La requalification des aciers de réemploi en construction
Si le réemploi des aciers issus de la déconstruction apparaît comme une évidence et d’une facilité exemplaire, il ne faudrait pas pour autant négliger les aspects de requalification – ni les écueils de disponibilité de produits et du nécessaire ajustement entre conception et construction – qui jalonnent cette vertueuse action environnementale.
Requalifier les aciers
Pour faire perdurer le réemploi séculaire des métaux de tous usages et, par là-même, les aciers de construction (voir encadré) il est essentiel d’intégrer la commercialisation de ces aciers issus de la déconstruction dans le processus existant de mise sur le marché d’éléments de construction. Concernant les structures de bâtiment, après le diagnostic d’un bâtiment amené à être déconstruit, il faut connaître les propriétés de l’acier constitutif du produit à réemployer afin de donner aux ingénieurs et aux entreprises les moyens de calculer et de mettre en œuvre l’élément considéré.

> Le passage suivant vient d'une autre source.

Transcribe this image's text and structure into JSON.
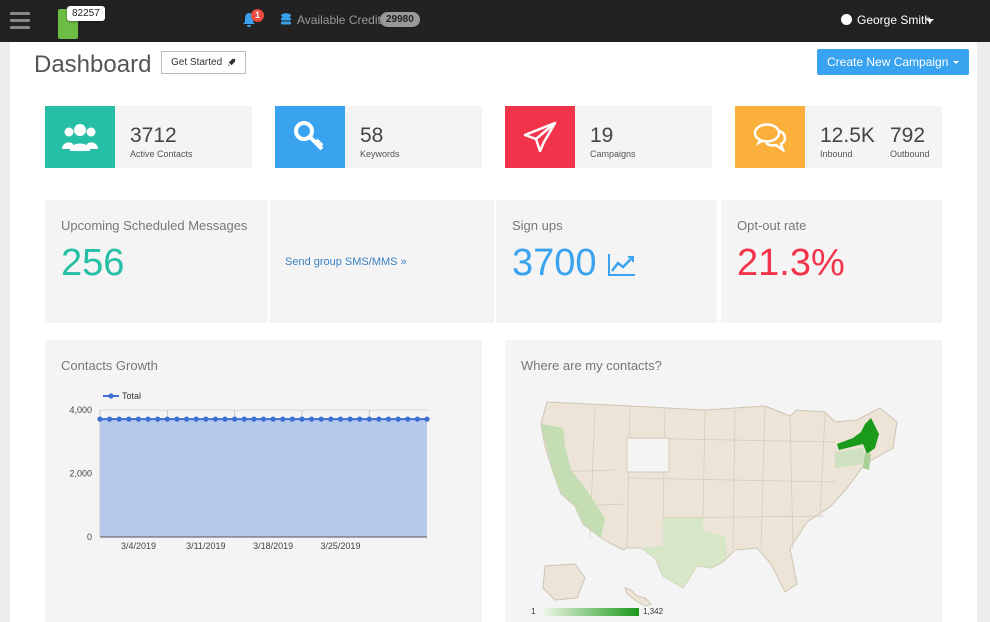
{
  "topbar": {
    "logo_badge": "82257",
    "notification_count": "1",
    "credits_label": "Available Credits",
    "credits_value": "29980",
    "user_name": "George Smith"
  },
  "page": {
    "title": "Dashboard",
    "get_started": "Get Started",
    "create_campaign": "Create New Campaign"
  },
  "stats": [
    {
      "value": "3712",
      "label": "Active Contacts",
      "color": "#26bfa6",
      "icon": "users-icon"
    },
    {
      "value": "58",
      "label": "Keywords",
      "color": "#3aa3ef",
      "icon": "key-icon"
    },
    {
      "value": "19",
      "label": "Campaigns",
      "color": "#f2344b",
      "icon": "paper-plane-icon"
    },
    {
      "value": "12.5K",
      "label": "Inbound",
      "value2": "792",
      "label2": "Outbound",
      "color": "#fbb03b",
      "icon": "comments-icon"
    }
  ],
  "scheduled": {
    "title": "Upcoming Scheduled Messages",
    "value": "256",
    "link": "Send group SMS/MMS »"
  },
  "signups": {
    "title": "Sign ups",
    "value": "3700"
  },
  "optout": {
    "title": "Opt-out rate",
    "value": "21.3%"
  },
  "growth": {
    "title": "Contacts Growth"
  },
  "map": {
    "title": "Where are my contacts?",
    "legend_min": "1",
    "legend_max": "1,342"
  },
  "chart_data": {
    "type": "area",
    "series": [
      {
        "name": "Total",
        "values": [
          3712,
          3712,
          3712,
          3712,
          3712,
          3712,
          3712,
          3712,
          3712,
          3712,
          3712,
          3712,
          3712,
          3712,
          3712,
          3712,
          3712,
          3712,
          3712,
          3712,
          3712,
          3712,
          3712,
          3712,
          3712,
          3712,
          3712,
          3712,
          3712,
          3712,
          3712,
          3712,
          3712,
          3712,
          3712
        ]
      }
    ],
    "y_ticks": [
      "4,000",
      "2,000",
      "0"
    ],
    "x_ticks": [
      "3/4/2019",
      "3/11/2019",
      "3/18/2019",
      "3/25/2019"
    ],
    "ylim": [
      0,
      4000
    ]
  }
}
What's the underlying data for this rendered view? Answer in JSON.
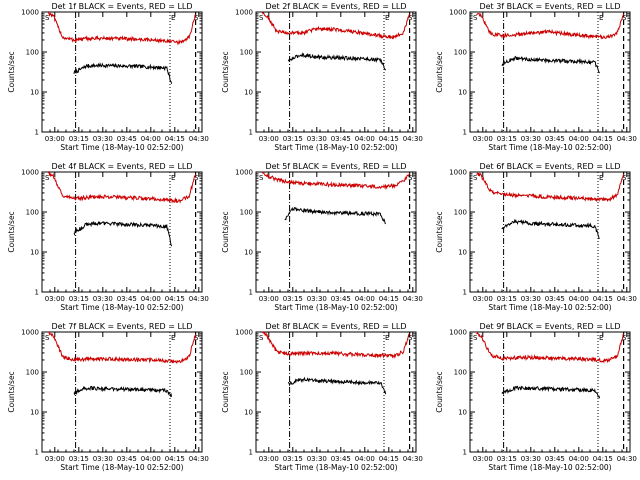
{
  "figure": {
    "background": "#ffffff",
    "colors": {
      "events": "#000000",
      "lld": "#cc0000",
      "axes": "#000000"
    }
  },
  "chart_data": [
    {
      "type": "line",
      "title": "Det 1f BLACK = Events, RED = LLD",
      "xlabel": "Start Time (18-May-10 02:52:00)",
      "ylabel": "Counts/sec",
      "y_scale": "log",
      "ylim": [
        1,
        1000
      ],
      "xlim": [
        "02:52",
        "04:32"
      ],
      "x_ticks": [
        "03:00",
        "03:15",
        "03:30",
        "03:45",
        "04:00",
        "04:15",
        "04:30"
      ],
      "y_ticks": [
        "1",
        "10",
        "100",
        "1000"
      ],
      "markers": [
        "S",
        "E",
        "S"
      ],
      "series": [
        {
          "color": "#000000",
          "x": [
            "03:12",
            "03:20",
            "03:30",
            "03:40",
            "03:50",
            "04:00",
            "04:10",
            "04:13"
          ],
          "values": [
            30,
            45,
            46,
            45,
            44,
            42,
            40,
            16
          ]
        },
        {
          "color": "#cc0000",
          "x": [
            "02:56",
            "02:59",
            "03:05",
            "03:12",
            "03:20",
            "03:30",
            "03:40",
            "03:50",
            "04:00",
            "04:10",
            "04:18",
            "04:24",
            "04:28"
          ],
          "values": [
            950,
            800,
            230,
            200,
            215,
            220,
            215,
            210,
            200,
            190,
            170,
            230,
            900
          ]
        }
      ]
    },
    {
      "type": "line",
      "title": "Det 2f BLACK = Events, RED = LLD",
      "xlabel": "Start Time (18-May-10 02:52:00)",
      "ylabel": "Counts/sec",
      "y_scale": "log",
      "ylim": [
        1,
        1000
      ],
      "xlim": [
        "02:52",
        "04:32"
      ],
      "x_ticks": [
        "03:00",
        "03:15",
        "03:30",
        "03:45",
        "04:00",
        "04:15",
        "04:30"
      ],
      "y_ticks": [
        "1",
        "10",
        "100",
        "1000"
      ],
      "markers": [
        "S",
        "E",
        "S"
      ],
      "series": [
        {
          "color": "#000000",
          "x": [
            "03:12",
            "03:20",
            "03:30",
            "03:40",
            "03:50",
            "04:00",
            "04:10",
            "04:13"
          ],
          "values": [
            60,
            85,
            75,
            72,
            70,
            68,
            62,
            35
          ]
        },
        {
          "color": "#cc0000",
          "x": [
            "02:56",
            "02:59",
            "03:05",
            "03:12",
            "03:20",
            "03:30",
            "03:40",
            "03:50",
            "04:00",
            "04:10",
            "04:18",
            "04:24",
            "04:28"
          ],
          "values": [
            950,
            800,
            330,
            300,
            290,
            380,
            370,
            330,
            290,
            250,
            240,
            300,
            900
          ]
        }
      ]
    },
    {
      "type": "line",
      "title": "Det 3f BLACK = Events, RED = LLD",
      "xlabel": "Start Time (18-May-10 02:52:00)",
      "ylabel": "Counts/sec",
      "y_scale": "log",
      "ylim": [
        1,
        1000
      ],
      "xlim": [
        "02:52",
        "04:32"
      ],
      "x_ticks": [
        "03:00",
        "03:15",
        "03:30",
        "03:45",
        "04:00",
        "04:15",
        "04:30"
      ],
      "y_ticks": [
        "1",
        "10",
        "100",
        "1000"
      ],
      "markers": [
        "S",
        "E",
        "S"
      ],
      "series": [
        {
          "color": "#000000",
          "x": [
            "03:12",
            "03:20",
            "03:30",
            "03:40",
            "03:50",
            "04:00",
            "04:10",
            "04:13"
          ],
          "values": [
            50,
            70,
            65,
            62,
            60,
            58,
            55,
            30
          ]
        },
        {
          "color": "#cc0000",
          "x": [
            "02:56",
            "02:59",
            "03:05",
            "03:12",
            "03:20",
            "03:30",
            "03:40",
            "03:50",
            "04:00",
            "04:10",
            "04:18",
            "04:24",
            "04:28"
          ],
          "values": [
            950,
            800,
            280,
            260,
            265,
            300,
            320,
            290,
            260,
            240,
            230,
            300,
            900
          ]
        }
      ]
    },
    {
      "type": "line",
      "title": "Det 4f BLACK = Events, RED = LLD",
      "xlabel": "Start Time (18-May-10 02:52:00)",
      "ylabel": "Counts/sec",
      "y_scale": "log",
      "ylim": [
        1,
        1000
      ],
      "xlim": [
        "02:52",
        "04:32"
      ],
      "x_ticks": [
        "03:00",
        "03:15",
        "03:30",
        "03:45",
        "04:00",
        "04:15",
        "04:30"
      ],
      "y_ticks": [
        "1",
        "10",
        "100",
        "1000"
      ],
      "markers": [
        "S",
        "E",
        "S"
      ],
      "series": [
        {
          "color": "#000000",
          "x": [
            "03:12",
            "03:20",
            "03:30",
            "03:40",
            "03:50",
            "04:00",
            "04:10",
            "04:13"
          ],
          "values": [
            30,
            50,
            52,
            50,
            48,
            46,
            44,
            14
          ]
        },
        {
          "color": "#cc0000",
          "x": [
            "02:56",
            "02:59",
            "03:05",
            "03:12",
            "03:20",
            "03:30",
            "03:40",
            "03:50",
            "04:00",
            "04:10",
            "04:18",
            "04:24",
            "04:28"
          ],
          "values": [
            950,
            800,
            250,
            220,
            230,
            240,
            235,
            225,
            215,
            200,
            190,
            250,
            900
          ]
        }
      ]
    },
    {
      "type": "line",
      "title": "Det 5f BLACK = Events, RED = LLD",
      "xlabel": "Start Time (18-May-10 02:52:00)",
      "ylabel": "Counts/sec",
      "y_scale": "log",
      "ylim": [
        1,
        1000
      ],
      "xlim": [
        "02:52",
        "04:32"
      ],
      "x_ticks": [
        "03:00",
        "03:15",
        "03:30",
        "03:45",
        "04:00",
        "04:15",
        "04:30"
      ],
      "y_ticks": [
        "1",
        "10",
        "100",
        "1000"
      ],
      "markers": [
        "S",
        "S"
      ],
      "series": [
        {
          "color": "#000000",
          "x": [
            "03:10",
            "03:15",
            "03:25",
            "03:35",
            "03:45",
            "03:55",
            "04:05",
            "04:10",
            "04:13"
          ],
          "values": [
            60,
            120,
            105,
            100,
            95,
            92,
            90,
            88,
            50
          ]
        },
        {
          "color": "#cc0000",
          "x": [
            "02:56",
            "02:59",
            "03:05",
            "03:12",
            "03:20",
            "03:30",
            "03:40",
            "03:50",
            "04:00",
            "04:10",
            "04:18",
            "04:24",
            "04:28"
          ],
          "values": [
            950,
            800,
            650,
            550,
            520,
            510,
            480,
            460,
            440,
            430,
            450,
            600,
            950
          ]
        }
      ]
    },
    {
      "type": "line",
      "title": "Det 6f BLACK = Events, RED = LLD",
      "xlabel": "Start Time (18-May-10 02:52:00)",
      "ylabel": "Counts/sec",
      "y_scale": "log",
      "ylim": [
        1,
        1000
      ],
      "xlim": [
        "02:52",
        "04:32"
      ],
      "x_ticks": [
        "03:00",
        "03:15",
        "03:30",
        "03:45",
        "04:00",
        "04:15",
        "04:30"
      ],
      "y_ticks": [
        "1",
        "10",
        "100",
        "1000"
      ],
      "markers": [
        "S",
        "E",
        "S"
      ],
      "series": [
        {
          "color": "#000000",
          "x": [
            "03:12",
            "03:20",
            "03:30",
            "03:40",
            "03:50",
            "04:00",
            "04:10",
            "04:13"
          ],
          "values": [
            40,
            58,
            52,
            50,
            48,
            46,
            44,
            22
          ]
        },
        {
          "color": "#cc0000",
          "x": [
            "02:56",
            "02:59",
            "03:05",
            "03:12",
            "03:20",
            "03:30",
            "03:40",
            "03:50",
            "04:00",
            "04:10",
            "04:18",
            "04:24",
            "04:28"
          ],
          "values": [
            950,
            800,
            320,
            280,
            260,
            250,
            240,
            230,
            220,
            210,
            200,
            260,
            900
          ]
        }
      ]
    },
    {
      "type": "line",
      "title": "Det 7f BLACK = Events, RED = LLD",
      "xlabel": "Start Time (18-May-10 02:52:00)",
      "ylabel": "Counts/sec",
      "y_scale": "log",
      "ylim": [
        1,
        1000
      ],
      "xlim": [
        "02:52",
        "04:32"
      ],
      "x_ticks": [
        "03:00",
        "03:15",
        "03:30",
        "03:45",
        "04:00",
        "04:15",
        "04:30"
      ],
      "y_ticks": [
        "1",
        "10",
        "100",
        "1000"
      ],
      "markers": [
        "S",
        "E",
        "S"
      ],
      "series": [
        {
          "color": "#000000",
          "x": [
            "03:12",
            "03:20",
            "03:30",
            "03:40",
            "03:50",
            "04:00",
            "04:10",
            "04:13"
          ],
          "values": [
            30,
            40,
            38,
            37,
            36,
            35,
            34,
            24
          ]
        },
        {
          "color": "#cc0000",
          "x": [
            "02:56",
            "02:59",
            "03:05",
            "03:12",
            "03:20",
            "03:30",
            "03:40",
            "03:50",
            "04:00",
            "04:10",
            "04:18",
            "04:24",
            "04:28"
          ],
          "values": [
            950,
            800,
            240,
            200,
            210,
            215,
            210,
            205,
            200,
            190,
            180,
            240,
            900
          ]
        }
      ]
    },
    {
      "type": "line",
      "title": "Det 8f BLACK = Events, RED = LLD",
      "xlabel": "Start Time (18-May-10 02:52:00)",
      "ylabel": "Counts/sec",
      "y_scale": "log",
      "ylim": [
        1,
        1000
      ],
      "xlim": [
        "02:52",
        "04:32"
      ],
      "x_ticks": [
        "03:00",
        "03:15",
        "03:30",
        "03:45",
        "04:00",
        "04:15",
        "04:30"
      ],
      "y_ticks": [
        "1",
        "10",
        "100",
        "1000"
      ],
      "markers": [
        "S",
        "E",
        "S"
      ],
      "series": [
        {
          "color": "#000000",
          "x": [
            "03:12",
            "03:20",
            "03:30",
            "03:40",
            "03:50",
            "04:00",
            "04:10",
            "04:13"
          ],
          "values": [
            50,
            65,
            60,
            58,
            56,
            54,
            52,
            28
          ]
        },
        {
          "color": "#cc0000",
          "x": [
            "02:56",
            "02:59",
            "03:05",
            "03:12",
            "03:20",
            "03:30",
            "03:40",
            "03:50",
            "04:00",
            "04:10",
            "04:18",
            "04:24",
            "04:28"
          ],
          "values": [
            950,
            800,
            320,
            280,
            290,
            300,
            290,
            280,
            270,
            260,
            250,
            320,
            900
          ]
        }
      ]
    },
    {
      "type": "line",
      "title": "Det 9f BLACK = Events, RED = LLD",
      "xlabel": "Start Time (18-May-10 02:52:00)",
      "ylabel": "Counts/sec",
      "y_scale": "log",
      "ylim": [
        1,
        1000
      ],
      "xlim": [
        "02:52",
        "04:32"
      ],
      "x_ticks": [
        "03:00",
        "03:15",
        "03:30",
        "03:45",
        "04:00",
        "04:15",
        "04:30"
      ],
      "y_ticks": [
        "1",
        "10",
        "100",
        "1000"
      ],
      "markers": [
        "S",
        "E",
        "S"
      ],
      "series": [
        {
          "color": "#000000",
          "x": [
            "03:12",
            "03:20",
            "03:30",
            "03:40",
            "03:50",
            "04:00",
            "04:10",
            "04:13"
          ],
          "values": [
            30,
            40,
            39,
            38,
            37,
            36,
            35,
            22
          ]
        },
        {
          "color": "#cc0000",
          "x": [
            "02:56",
            "02:59",
            "03:05",
            "03:12",
            "03:20",
            "03:30",
            "03:40",
            "03:50",
            "04:00",
            "04:10",
            "04:18",
            "04:24",
            "04:28"
          ],
          "values": [
            950,
            800,
            260,
            220,
            225,
            230,
            225,
            220,
            210,
            200,
            190,
            250,
            900
          ]
        }
      ]
    }
  ]
}
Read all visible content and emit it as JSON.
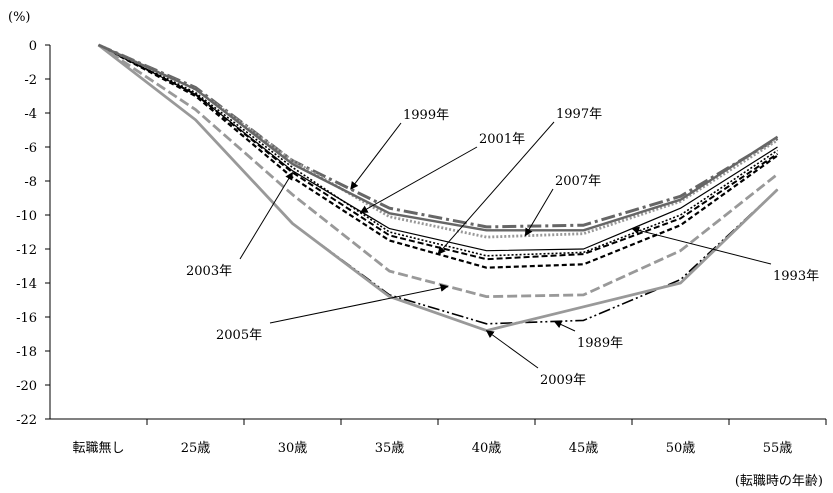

Toute l’approche à entreprendre concernant la requalification des aciers est fonction des informations dont on dispose sur l’ouvrage d’origine : origine de l’élément, classe d’exécution de l’ouvrage, date de fabrication, documentation technique d’origine… Le premier volet des propriétés est lié à la composition chimique de l’acier, sa teneur en fer, carbone, mais aussi en éléments d’alliages comme le chrome, le nickel, ou en impuretés comme le phosphore, le soufre… Il existe un moyen efficace de déterminer la composition chimique de l’acier grâce à la spectrométrie de masse. La méthode consiste à générer un arc électrique à la surface de l’acier et déduire du faisceau d’ions qui en découle les masses moléculaires en présence ainsi que leur identification et leur quantification. De cette analyse chimique on peut ainsi connaître la qualité des aciers, les propriétés de soudage, de galvanisation… Un second volet des propriétés à déterminer est la dureté, évaluée par des essais, qui permet de procéder par lots du fait d’une probabilité élevée de la présence d’éléments qui ont la même caractéristique mécanique. Le dernier volet concerne les propriétés mécaniques qui, à l’inverse des propriétés géométriques, ne sont pas visibles et nécessitent des essais. Dans ce domaine, on peut considérer deux cas de figure de déconstruction qui nécessitent requalification.
1. Les aciers déconstruits vont servir à reconstruire le même bâtiment. Dans ce cas, si la réglementation en construction n’a pas évolué et si les efforts appliqués au nouveau bâtiment dans le nouveau site sont équivalents ou inférieurs aux efforts initiaux (charges d’exploitation, climatiques, sismiques…), alors il sera aisé de justifier que si le bâtiment résistait avant, il résistera demain.
2. Les aciers déconstruits vont servir à une construction ou plusieurs constructions nouvelles différentes. Dans ce cas, tous les calculs vont devoir être faits pour ce nouveau projet et la connaissance des aciers est requise. Le CTICM (Centre technique industriel de la construction métallique) a présenté à la commission C2P de l’Agence qualité construction (AQC), en mai 2023, une première version de règles professionnelles. La validation de ces règles professionnelles est attendue dans les prochains mois. Le cadre défini permet de procéder au réemploi d’un volume large de bâtiments existants avec, à la clé, une attestation de performance des aciers. Lorsque l’on connaît l’année de construction du bâtiment à déconstruire, il est possible également de prendre des valeurs sécuritaires pour la caractérisation des propriétés mécaniques, ce qui permet de réduire le nombre d’essai tout en perdant l’avantage d’un acier plus résistant. Ce dernier cas de figure est important et va permettre la massification du réemploi des aciers de déconstruction.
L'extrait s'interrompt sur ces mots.